This is blog 8 in the OpenJ9 locking/synchronization series (blog 1). This blog covers an OpenJ9 feature which allows spin control parameters to be varied on a per-class basis. Before reading this blog, one needs to know about the system-monitors (blog 2), object-monitors (blog 3), three-tier spinning (blog 4) and adaptive spinning (blog 5). Please read the aforementioned blogs before reading this blog.
An object-monitor is associated with all the critical sections of a class. Critical sections may vary in size. Using the same spin parameters for all monitors is inefficient. For some critical sections, default spin parameters may not provide sufficient spin time, and we may end up preempting threads. In such cases, extra spin time is cheaper than preemption.
CSSP allows an OpenJ9 user to specify custom spin parameters for three-tier spinning and enable/disable adaptive spinning for known classes where extra spin time is beneficial.
How to identify classes that may benefit from extra spin time?
OpenJ9 provides the Java Lock Monitor (JLM) tool to study the contention statistics on the monitors used in the Java application and JVM itself. In a JLM report, %MISS represents the total number of acquires where the requesting thread is blocked waiting on the object-monitor, and AVER_HTM is the average amount of time the monitor was held. %MISS and AVER_HTM can indicate if a class will benefit from extra spin time. More details on the JLM tool can be found here.

Applying CSSP:
Command line syntax:
-Xthr:customSpinOptions=className:spin1:spin2:yield:tryEnterSpin1:tryEnterSpin2:tryEnterYield:threeTierSpinCount1:threeTierSpinCount2:threeTierSpinCount3:adaptSpin
Example:
java -Xthr:customSpinOptions=org/apache/spark/broadcast/TorrentBroadcast:256:10000:270:256:10000:270:256:10000:270:0 -version
For the TorrentBroadcast class in the Spark framework, the spin parameters were increased by a factor of 2 with adaptive spinning disabled. The following improvements were observed:
Spark Benchmark | Improvement in average run-time [%] | Improvement in minimum run-time [%] |
scala-count-w-fltr | 21.68 | 19.71 |
scala-agg-by-key-int | 13.49 | 4.26 |
scala-count | 13.33 | 5.00 |
scala-agg-by-key | 6.72 | 4.03 |
scala-agg-by-key-naive | 2.80 | 1.22 |
Drawbacks of CSSP:
- It is not user friendly; identifying a class is time consuming and depends upon user’s judgement; and a user needs to be familiar with JLM.
- Determining optimal spin parameters is tedious due to the hit and trial method of selecting new spin parameters.

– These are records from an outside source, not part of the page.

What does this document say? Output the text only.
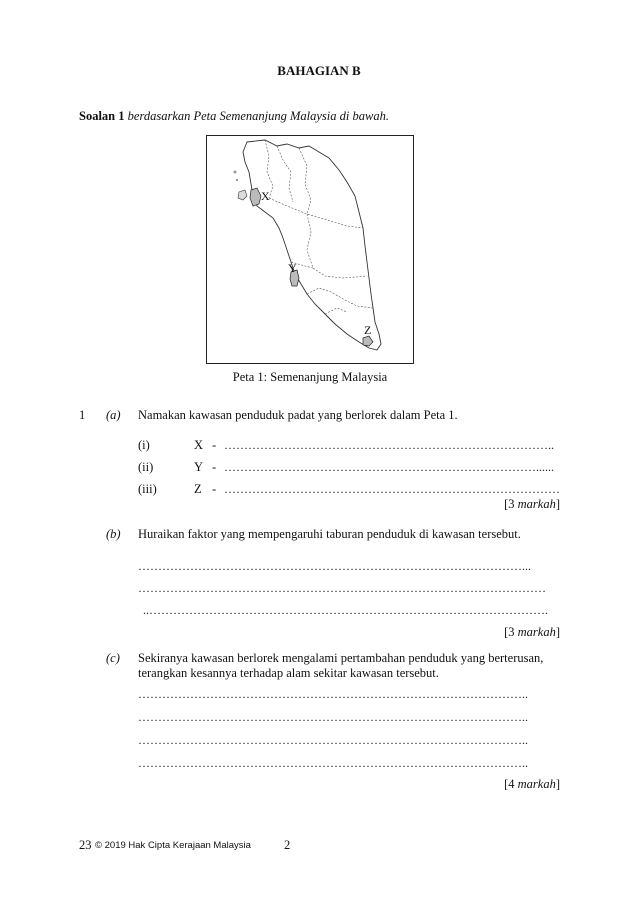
BAHAGIAN B
Soalan 1 berdasarkan Peta Semenanjung Malaysia di bawah.
X
Y
Z
Peta 1: Semenanjung Malaysia
1 (a) Namakan kawasan penduduk padat yang berlorek dalam Peta 1.
(i)	X - ………………………………………………………………………..
(ii)	Y - ……………………………………………………………………......
(iii)	Z - …………………………………………………………………………
[3 markah]
(b) Huraikan faktor yang mempengaruhi taburan penduduk di kawasan tersebut.
……………………………………………………………………………………...
…………………………………………………………………………………………
..……………………………………………………………………………………….
[3 markah]
(c) Sekiranya kawasan berlorek mengalami pertambahan penduduk yang berterusan,
terangkan kesannya terhadap alam sekitar kawasan tersebut.
……………………………………………………………………………………..
……………………………………………………………………………………..
……………………………………………………………………………………..
……………………………………………………………………………………..
[4 markah]
23 © 2019 Hak Cipta Kerajaan Malaysia	2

- There is no simple approach to estimate performance improvements; benchmarking is required which is time consuming.
Code
Places where CSSP are used:
- spinOnFlatLock (object-monitor; control parameters: spin1, spin2, yield, [n/noN]estedSpinning.)

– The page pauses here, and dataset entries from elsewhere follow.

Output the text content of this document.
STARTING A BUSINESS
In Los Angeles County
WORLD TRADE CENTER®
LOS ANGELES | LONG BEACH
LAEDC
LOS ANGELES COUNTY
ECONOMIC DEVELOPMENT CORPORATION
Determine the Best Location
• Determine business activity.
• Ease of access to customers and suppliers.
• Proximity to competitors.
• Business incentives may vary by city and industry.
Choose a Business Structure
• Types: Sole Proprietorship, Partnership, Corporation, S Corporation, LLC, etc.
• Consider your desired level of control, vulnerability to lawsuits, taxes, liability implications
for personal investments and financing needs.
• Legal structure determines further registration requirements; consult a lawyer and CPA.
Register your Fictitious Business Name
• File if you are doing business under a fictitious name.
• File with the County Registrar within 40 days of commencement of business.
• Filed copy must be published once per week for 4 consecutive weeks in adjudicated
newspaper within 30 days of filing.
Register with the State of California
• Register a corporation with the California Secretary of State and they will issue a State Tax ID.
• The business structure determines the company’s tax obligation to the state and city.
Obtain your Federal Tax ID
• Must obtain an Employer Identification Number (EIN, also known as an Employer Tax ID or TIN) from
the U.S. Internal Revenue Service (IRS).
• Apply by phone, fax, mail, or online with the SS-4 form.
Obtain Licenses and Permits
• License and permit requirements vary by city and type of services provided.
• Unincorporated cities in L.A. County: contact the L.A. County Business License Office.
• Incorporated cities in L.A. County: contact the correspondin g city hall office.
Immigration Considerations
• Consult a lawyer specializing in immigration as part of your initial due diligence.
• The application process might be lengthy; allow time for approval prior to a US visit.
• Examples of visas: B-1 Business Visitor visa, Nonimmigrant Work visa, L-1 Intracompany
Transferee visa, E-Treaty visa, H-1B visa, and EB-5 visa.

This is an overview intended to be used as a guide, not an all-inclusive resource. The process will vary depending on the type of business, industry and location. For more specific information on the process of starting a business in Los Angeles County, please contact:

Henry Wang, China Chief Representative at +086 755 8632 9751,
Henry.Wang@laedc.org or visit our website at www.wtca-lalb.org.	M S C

- spinOnTryEnter (object-monitor; control parameters: tryEnterSpin1, tryEnterSpin2, tryEnterYield, [t/noT]ryEnterNestedSpinning.)

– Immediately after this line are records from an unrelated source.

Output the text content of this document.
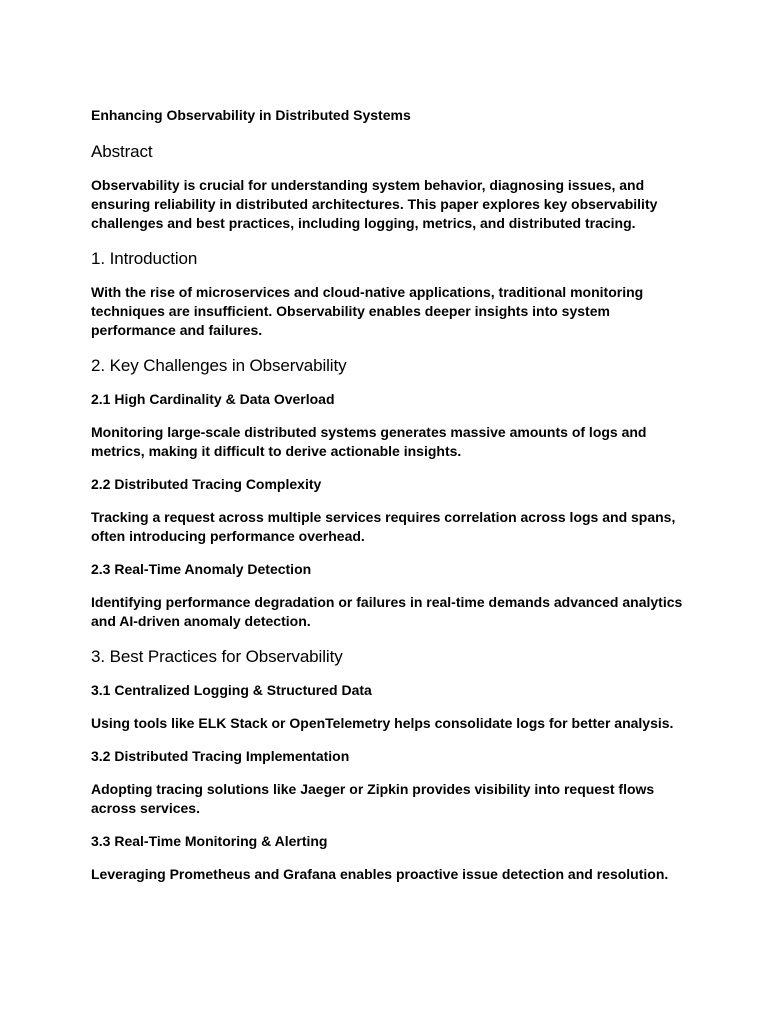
Enhancing Observability in Distributed Systems
Abstract
Observability is crucial for understanding system behavior, diagnosing issues, and ensuring reliability in distributed architectures. This paper explores key observability challenges and best practices, including logging, metrics, and distributed tracing.
1. Introduction
With the rise of microservices and cloud-native applications, traditional monitoring techniques are insufficient. Observability enables deeper insights into system performance and failures.
2. Key Challenges in Observability
2.1 High Cardinality & Data Overload
Monitoring large-scale distributed systems generates massive amounts of logs and metrics, making it difficult to derive actionable insights.
2.2 Distributed Tracing Complexity
Tracking a request across multiple services requires correlation across logs and spans, often introducing performance overhead.
2.3 Real-Time Anomaly Detection
Identifying performance degradation or failures in real-time demands advanced analytics and AI-driven anomaly detection.
3. Best Practices for Observability
3.1 Centralized Logging & Structured Data
Using tools like ELK Stack or OpenTelemetry helps consolidate logs for better analysis.
3.2 Distributed Tracing Implementation
Adopting tracing solutions like Jaeger or Zipkin provides visibility into request flows across services.
3.3 Real-Time Monitoring & Alerting
Leveraging Prometheus and Grafana enables proactive issue detection and resolution.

- omrthread_spinlock_acquire (system-monitor; control parameters: threeTierSpinCount1, threeTierSpinCount2, threeTierSpinCount3; non-nested spinning is unavailable.)
- To initialize a system-monitor for an object-monitor.
- customAdaptSpin is used in threaddef.h (OMR) to enable/disable spinning on a per-class basis.
Suggested Readings
Currently, this is the last blog in the OpenJ9 locking/synchronization series. More blogs will be released in the future for this series, and they will cover new data-structures, features and profiling tools for OpenJ9 locking.
If you missed the previous blog in this series, it covers OpenJ9’s lock reservation (blog 7) feature, which selectively removes the need for the atomic compare-and-swap operations in order to acquire an object-monitor.
[Note] Not all the command line options, mentioned above, may have customer support. Some options are only available for experimental work.